Regulate insulin and glucagon in diabetes with synthetic antibodies

New research suggests a new way to treat both forms of diabetes by regulating insulin and glucagon. Scientists have used synthetic antibodies to block cell receptors in the liver. These normally bind to glucagon - a hormone that is involved in theIncrease in blood sugaris involved.

Transformation of cells balances insulin and glucagon

Diabetes prevents the body from regulating glucose levels in the blood. In the long term, this can lead to a variety of life-changing complications, including vision loss, kidney damage, stroke and heart disease. In healthy individuals, the opposing effects of two hormones, insulin and glucagon, maintain blood sugar at optimal levels. Beta cells in the pancreas produce insulin, which stimulates the responsible cells in the body to extract glucose from the bloodstream. Other cells in the pancreas, called alpha cells, produce glucagon. This increases the amount of glucose that liver cells release into the bloodstream.

In type 1 diabetes, the immune system targets beta cells and reduces insulin production. In contrast, with type 2 diabetes, the cells in the body become resistant to the effects of insulin. Beta cells respond by producing more and more hormones and eventually die. Now a research team has found that blocking glucagon has the indirect effect of converting alpha cells in the pancreas into beta cells.

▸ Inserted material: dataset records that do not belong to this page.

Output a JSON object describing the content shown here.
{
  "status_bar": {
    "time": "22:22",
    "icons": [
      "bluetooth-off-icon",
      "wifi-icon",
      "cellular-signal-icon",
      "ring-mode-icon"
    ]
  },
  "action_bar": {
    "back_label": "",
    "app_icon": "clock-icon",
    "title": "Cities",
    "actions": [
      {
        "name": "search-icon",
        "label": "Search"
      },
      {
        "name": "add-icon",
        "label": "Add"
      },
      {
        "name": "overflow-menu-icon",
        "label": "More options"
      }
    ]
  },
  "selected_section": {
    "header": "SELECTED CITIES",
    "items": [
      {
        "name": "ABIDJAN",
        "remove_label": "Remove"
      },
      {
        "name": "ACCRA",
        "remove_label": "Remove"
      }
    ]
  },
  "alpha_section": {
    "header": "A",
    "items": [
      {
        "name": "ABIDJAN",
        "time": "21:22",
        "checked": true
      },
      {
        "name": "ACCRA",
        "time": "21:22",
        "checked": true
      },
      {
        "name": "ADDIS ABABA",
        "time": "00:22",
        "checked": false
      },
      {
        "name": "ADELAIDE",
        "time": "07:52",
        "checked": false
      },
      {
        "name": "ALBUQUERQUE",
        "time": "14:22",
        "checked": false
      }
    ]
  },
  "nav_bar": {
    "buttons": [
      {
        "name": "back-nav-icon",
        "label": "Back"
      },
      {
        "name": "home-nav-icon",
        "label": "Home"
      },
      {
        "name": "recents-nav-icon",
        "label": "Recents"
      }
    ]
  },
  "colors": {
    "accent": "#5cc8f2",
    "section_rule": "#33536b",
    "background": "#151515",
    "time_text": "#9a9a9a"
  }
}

This conversion could be a particularly promising treatment for diabetes, according to the study authors. Even after decades of an autoimmune attack on their beta cells, type 1 diabetics will still have plenty of alpha cells. So these are not the cells in the pancreas that are dying. As in people with type 1 or type 2 diabetes, the loss of beta cells reduced the ability of the mouse models used to produce insulin and thus regulate their glucose levels. Than the researchers to the animalsweekly injectionsmonoclonal antibodies, the treatment significantly lowered their blood sugar levels. Remarkably, the improvement lasted weeks.

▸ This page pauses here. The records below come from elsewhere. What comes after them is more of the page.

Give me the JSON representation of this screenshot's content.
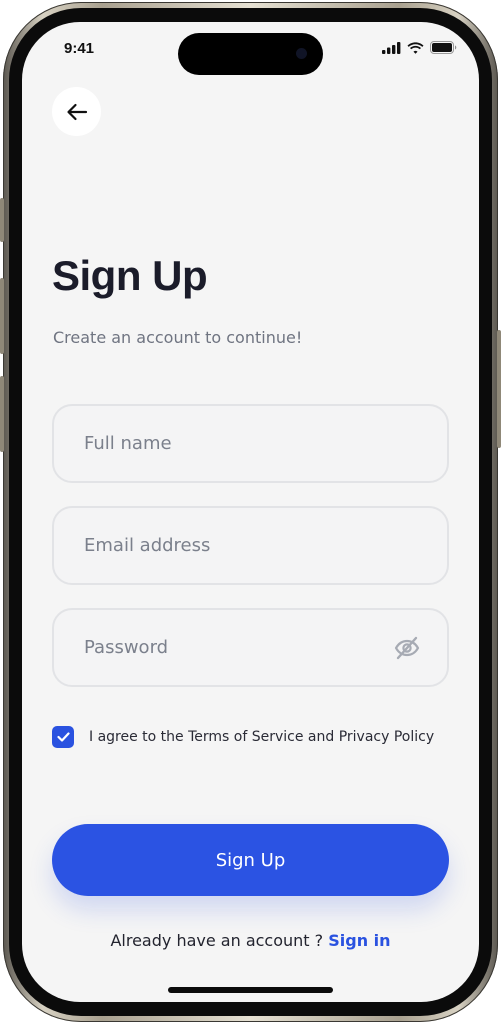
{
  "status_bar": {
    "time": "9:41",
    "icons": [
      "signal-icon",
      "wifi-icon",
      "battery-icon"
    ]
  },
  "header": {
    "back_icon": "arrow-left-icon"
  },
  "page": {
    "title": "Sign Up",
    "subtitle": "Create an account to continue!"
  },
  "form": {
    "full_name": {
      "value": "",
      "placeholder": "Full name"
    },
    "email": {
      "value": "",
      "placeholder": "Email address"
    },
    "password": {
      "value": "",
      "placeholder": "Password",
      "toggle_icon": "eye-off-icon"
    },
    "agree": {
      "checked": true,
      "label": "I agree to the Terms of Service and Privacy Policy"
    },
    "submit_label": "Sign Up"
  },
  "footer": {
    "prompt": "Already have an account ? ",
    "link_label": "Sign in"
  },
  "colors": {
    "accent": "#2b53e3",
    "background": "#f5f5f5",
    "title": "#1b1c2a",
    "muted": "#6f7481"
  }
}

When the team treated the lab mice with the synthetic antibodies, the animals' beta cells recovered despite persistent immune attacks. Finally, the researchers tested whether the treatment would work in human pancreatic cells and observed equally good results.This studygives hope that a weekly injection of a human antibody against receptors of insulin and glucagon can improve functional beta cells.